É importante confirmar se os dois softwares são capazes de trabalhar com as mesmas especificações. Caso contrário, será necessário converter os arquivos.

Transferindo apenas arquivos de áudio

Se você apenas na fase da gravação, o processo é bem simples, pois você usou pouquíssimos recursos do seu software e apenas precisa transferir os arquivos de áudio.

Mas basta ir na pasta de áudio, copiar o material e importar em outro software? Nem sempre.

Na maioria dos casos, o músico não executou tudo em apenas um take. Geralmente fazemos a gravação em “emendas” (overdubs), que é a opção de manter um trecho da gravação que ficou bom, mas regravar outro que ficou ruim (fig. 1).

Fig. 1 – Gravação com cortes

Isso gera um problema, pois os arquivos vão ter início diferente. Então eles precisam ser importados, porém mantendo seus pontos de sincronismo mantidos.

Então uma estratégia válida neste caso é unificar todos os cortes em um único áudio. Para isso, usamos um processo chamado de Consolidate (fig. 2) no Pro Tools ou Bounce em outros softwares (fig. 3).

Fig. 2 – Consolidate Clip

Fig. 3 – Cubase Bounce Selection

O ideal então é que todos os arquivos estejam unificados e iniciando exatamente na mesma hora. Veja bem, mesmo que uma pista tenha áudio apenas no meio da sessão, é importante fazer um consolidate com o mesmo início das outras pistas, mesmo que seja preenchendo com silêncio. (fig. 4)

Fig. 4 – Clips consolidados e iniciando na mesma posição

Estes arquivos consolidados podem agora ser facilmente exportados do Pro Tools através do comando Export Clips as Files, localizado no Pop-up Menu da Clip List (fig. 5).

Fig. 5 – Export Select Clips as Files

Feito isso, basta criar uma sessão no seu software de preferência e importar os arquivos.

Simples, rápido e efetivo.

Mas é perfeito? Certamente não, pois você não tem mais acesso aos cortes nem aos fades criados. Se tiver qualquer ruído nas emendas, ou mesmo se for necessário refinar um pouco o áudio com o trim tool, não será possível.

Então, vamos aprender outro método agora.

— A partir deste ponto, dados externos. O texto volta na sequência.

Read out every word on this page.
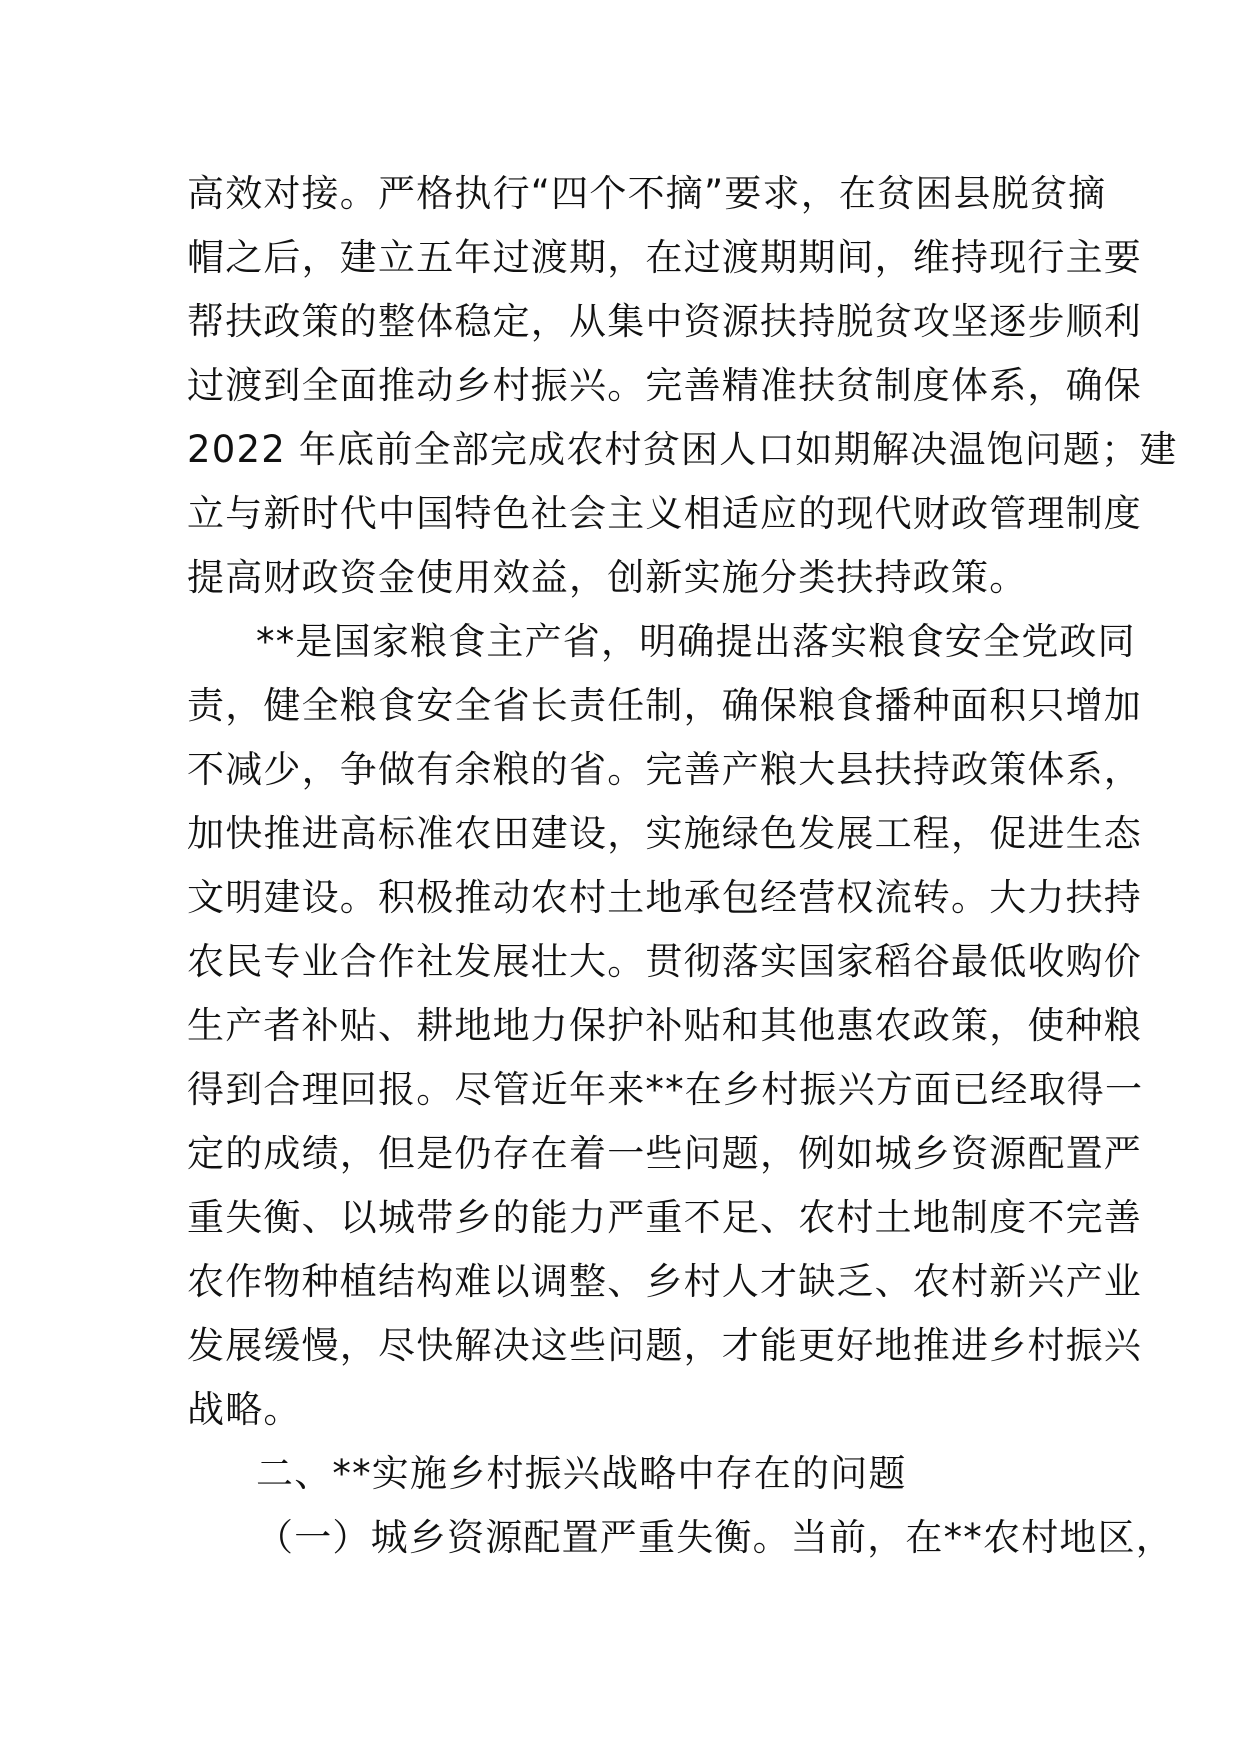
高效对接。严格执行“四个不摘”要求，在贫困县脱贫摘
帽之后，建立五年过渡期，在过渡期期间，维持现行主要
帮扶政策的整体稳定，从集中资源扶持脱贫攻坚逐步顺利
过渡到全面推动乡村振兴。完善精准扶贫制度体系，确保
2022 年底前全部完成农村贫困人口如期解决温饱问题；建
立与新时代中国特色社会主义相适应的现代财政管理制度
提高财政资金使用效益，创新实施分类扶持政策。

**是国家粮食主产省，明确提出落实粮食安全党政同
责，健全粮食安全省长责任制，确保粮食播种面积只增加
不减少，争做有余粮的省。完善产粮大县扶持政策体系，
加快推进高标准农田建设，实施绿色发展工程，促进生态
文明建设。积极推动农村土地承包经营权流转。大力扶持
农民专业合作社发展壮大。贯彻落实国家稻谷最低收购价
生产者补贴、耕地地力保护补贴和其他惠农政策，使种粮
得到合理回报。尽管近年来**在乡村振兴方面已经取得一
定的成绩，但是仍存在着一些问题，例如城乡资源配置严
重失衡、以城带乡的能力严重不足、农村土地制度不完善
农作物种植结构难以调整、乡村人才缺乏、农村新兴产业
发展缓慢，尽快解决这些问题，才能更好地推进乡村振兴
战略。

二、**实施乡村振兴战略中存在的问题

（一）城乡资源配置严重失衡。当前，在**农村地区，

Transferência de áudio, mantendo cortes e posições de clips

Consolidar nem sempre é a melhor solução, principalmente quando temos muitas pistas, cortes e não tivemos tempo de conferir corte a corte em busca do melhor ponto de emenda.

Felizmente, existe um formato de transferência de projetos que preserva posições e cortes, chamado de OMF.

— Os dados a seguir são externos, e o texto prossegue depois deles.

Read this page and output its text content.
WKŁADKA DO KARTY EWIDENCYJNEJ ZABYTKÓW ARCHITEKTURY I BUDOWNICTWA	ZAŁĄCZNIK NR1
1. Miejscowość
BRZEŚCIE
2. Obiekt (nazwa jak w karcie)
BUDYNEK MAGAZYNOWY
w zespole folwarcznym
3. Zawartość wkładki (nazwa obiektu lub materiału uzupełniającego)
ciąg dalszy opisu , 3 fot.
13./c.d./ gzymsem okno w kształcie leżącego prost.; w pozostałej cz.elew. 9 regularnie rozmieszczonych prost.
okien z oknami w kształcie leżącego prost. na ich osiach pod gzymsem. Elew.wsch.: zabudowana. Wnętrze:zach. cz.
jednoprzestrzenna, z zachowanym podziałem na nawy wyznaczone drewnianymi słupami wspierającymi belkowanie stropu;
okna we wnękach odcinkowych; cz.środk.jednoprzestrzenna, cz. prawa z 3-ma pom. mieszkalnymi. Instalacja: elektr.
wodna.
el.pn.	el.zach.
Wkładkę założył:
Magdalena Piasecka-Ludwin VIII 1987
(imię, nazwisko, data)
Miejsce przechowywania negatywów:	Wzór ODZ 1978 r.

O Pro Tools é capaz de importar ou exportar OMF, e fica então agora por sua conta pesquisar se seu outro software também tem as mesmas capacidades.

Um cuidado especial na geração do OMF é que existem dois sistemas: o arquivo com as informações + arquivos de áudio separados em uma pasta, ou um arquivo único, com todas as informações e arquivos de áudio embutidos (embedded).

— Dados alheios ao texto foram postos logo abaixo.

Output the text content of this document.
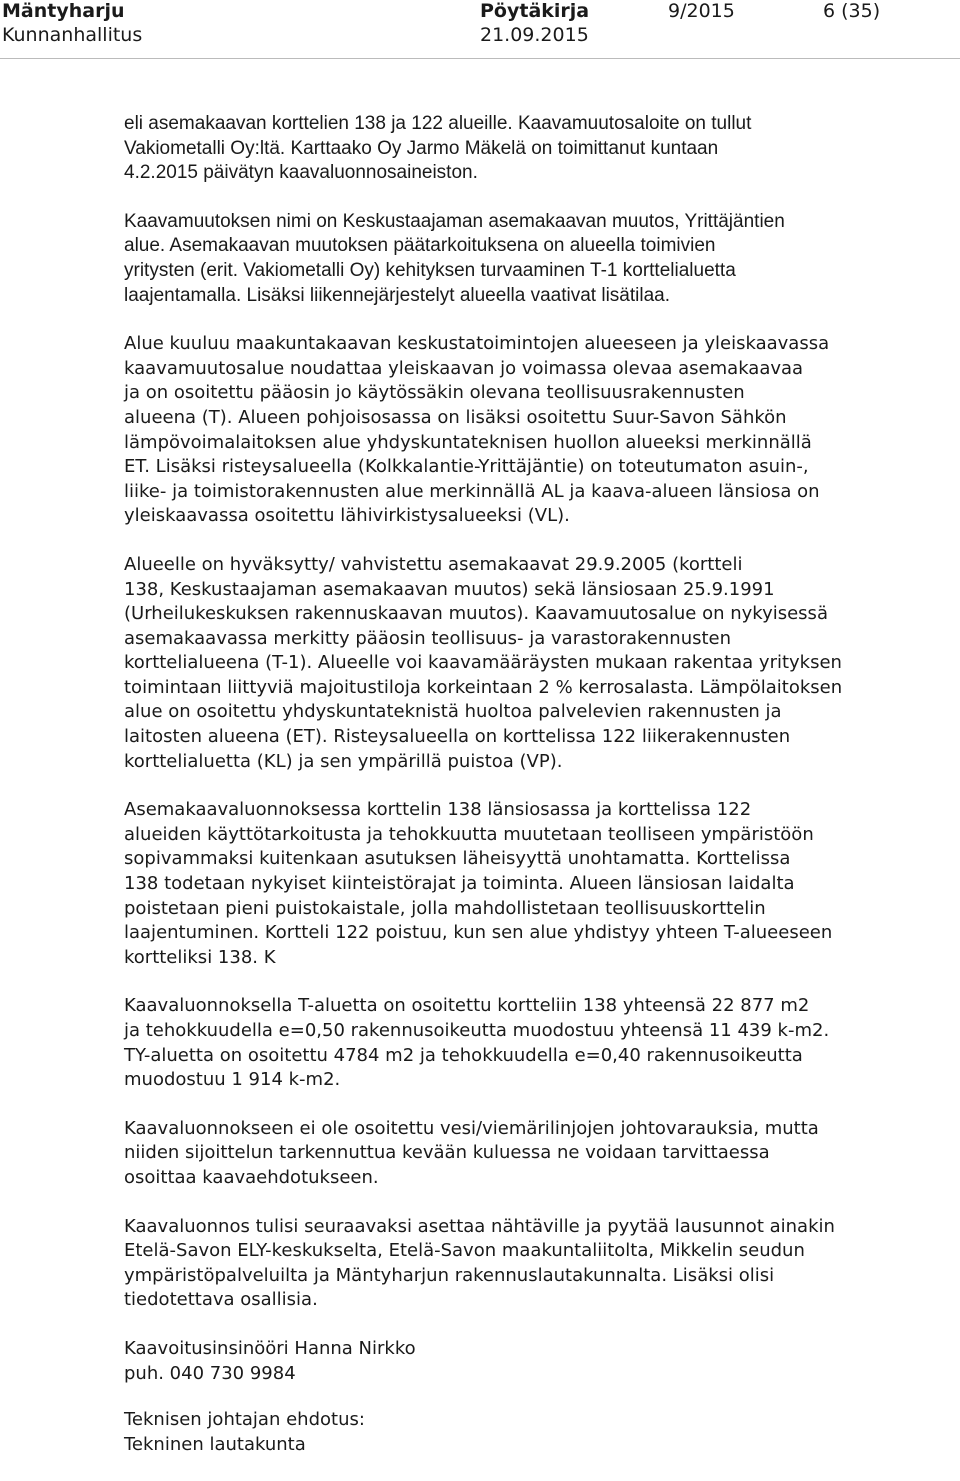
Mäntyharju
Kunnanhallitus
Pöytäkirja
21.09.2015
9/2015	6 (35)
eli asemakaavan korttelien 138 ja 122 alueille. Kaavamuutosaloite on tullut
Vakiometalli Oy:ltä. Karttaako Oy Jarmo Mäkelä on toimittanut kuntaan
4.2.2015 päivätyn kaavaluonnosaineiston.
Kaavamuutoksen nimi on Keskustaajaman asemakaavan muutos, Yrittäjäntien
alue. Asemakaavan muutoksen päätarkoituksena on alueella toimivien
yritysten (erit. Vakiometalli Oy) kehityksen turvaaminen T-1 korttelialuetta
laajentamalla. Lisäksi liikennejärjestelyt alueella vaativat lisätilaa.
Alue kuuluu maakuntakaavan keskustatoimintojen alueeseen ja yleiskaavassa
kaavamuutosalue noudattaa yleiskaavan jo voimassa olevaa asemakaavaa
ja on osoitettu pääosin jo käytössäkin olevana teollisuusrakennusten
alueena (T). Alueen pohjoisosassa on lisäksi osoitettu Suur-Savon Sähkön
lämpövoimalaitoksen alue yhdyskuntateknisen huollon alueeksi merkinnällä
ET. Lisäksi risteysalueella (Kolkkalantie-Yrittäjäntie) on toteutumaton asuin-,
liike- ja toimistorakennusten alue merkinnällä AL ja kaava-alueen länsiosa on
yleiskaavassa osoitettu lähivirkistysalueeksi (VL).
Alueelle on hyväksytty/ vahvistettu asemakaavat 29.9.2005 (kortteli
138, Keskustaajaman asemakaavan muutos) sekä länsiosaan 25.9.1991
(Urheilukeskuksen rakennuskaavan muutos). Kaavamuutosalue on nykyisessä
asemakaavassa merkitty pääosin teollisuus- ja varastorakennusten
korttelialueena (T-1). Alueelle voi kaavamääräysten mukaan rakentaa yrityksen
toimintaan liittyviä majoitustiloja korkeintaan 2 % kerrosalasta. Lämpölaitoksen
alue on osoitettu yhdyskuntateknistä huoltoa palvelevien rakennusten ja
laitosten alueena (ET). Risteysalueella on korttelissa 122 liikerakennusten
korttelialuetta (KL) ja sen ympärillä puistoa (VP).
Asemakaavaluonnoksessa korttelin 138 länsiosassa ja korttelissa 122
alueiden käyttötarkoitusta ja tehokkuutta muutetaan teolliseen ympäristöön
sopivammaksi kuitenkaan asutuksen läheisyyttä unohtamatta. Korttelissa
138 todetaan nykyiset kiinteistörajat ja toiminta. Alueen länsiosan laidalta
poistetaan pieni puistokaistale, jolla mahdollistetaan teollisuuskorttelin
laajentuminen. Kortteli 122 poistuu, kun sen alue yhdistyy yhteen T-alueeseen
kortteliksi 138. K
Kaavaluonnoksella T-aluetta on osoitettu kortteliin 138 yhteensä 22 877 m2
ja tehokkuudella e=0,50 rakennusoikeutta muodostuu yhteensä 11 439 k-m2.
TY-aluetta on osoitettu 4784 m2 ja tehokkuudella e=0,40 rakennusoikeutta
muodostuu 1 914 k-m2.
Kaavaluonnokseen ei ole osoitettu vesi/viemärilinjojen johtovarauksia, mutta
niiden sijoittelun tarkennuttua kevään kuluessa ne voidaan tarvittaessa
osoittaa kaavaehdotukseen.
Kaavaluonnos tulisi seuraavaksi asettaa nähtäville ja pyytää lausunnot ainakin
Etelä-Savon ELY-keskukselta, Etelä-Savon maakuntaliitolta, Mikkelin seudun
ympäristöpalveluilta ja Mäntyharjun rakennuslautakunnalta. Lisäksi olisi
tiedotettava osallisia.
Kaavoitusinsinööri Hanna Nirkko
puh. 040 730 9984
Teknisen johtajan ehdotus:
Tekninen lautakunta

Apesar do segundo método parecer mais prático, costuma a dar mais defeito… então por precaução, prefira sempre a opção do arquivo OMF separado dos arquivos de áudio.

Você pode encontrar esta opção no Pro Tools pelo menu File > Export > Selected Tracks as New AAF/OMF. (fig. 6):

Fig. 6 – Caixa de diálogo de configuração de AAF e OMF

Editores de vídeo para o Pro Tools

Editores de vídeo também utilizam a exportação via OMF para enviar suas pistas de áudio para os sonoplastas/editores de som trabalharem em cima no Pro Tools. Como dito antes, manter cortes, fades e posição dos clips é bem importante para dar flexibilidade ao sonoplasta.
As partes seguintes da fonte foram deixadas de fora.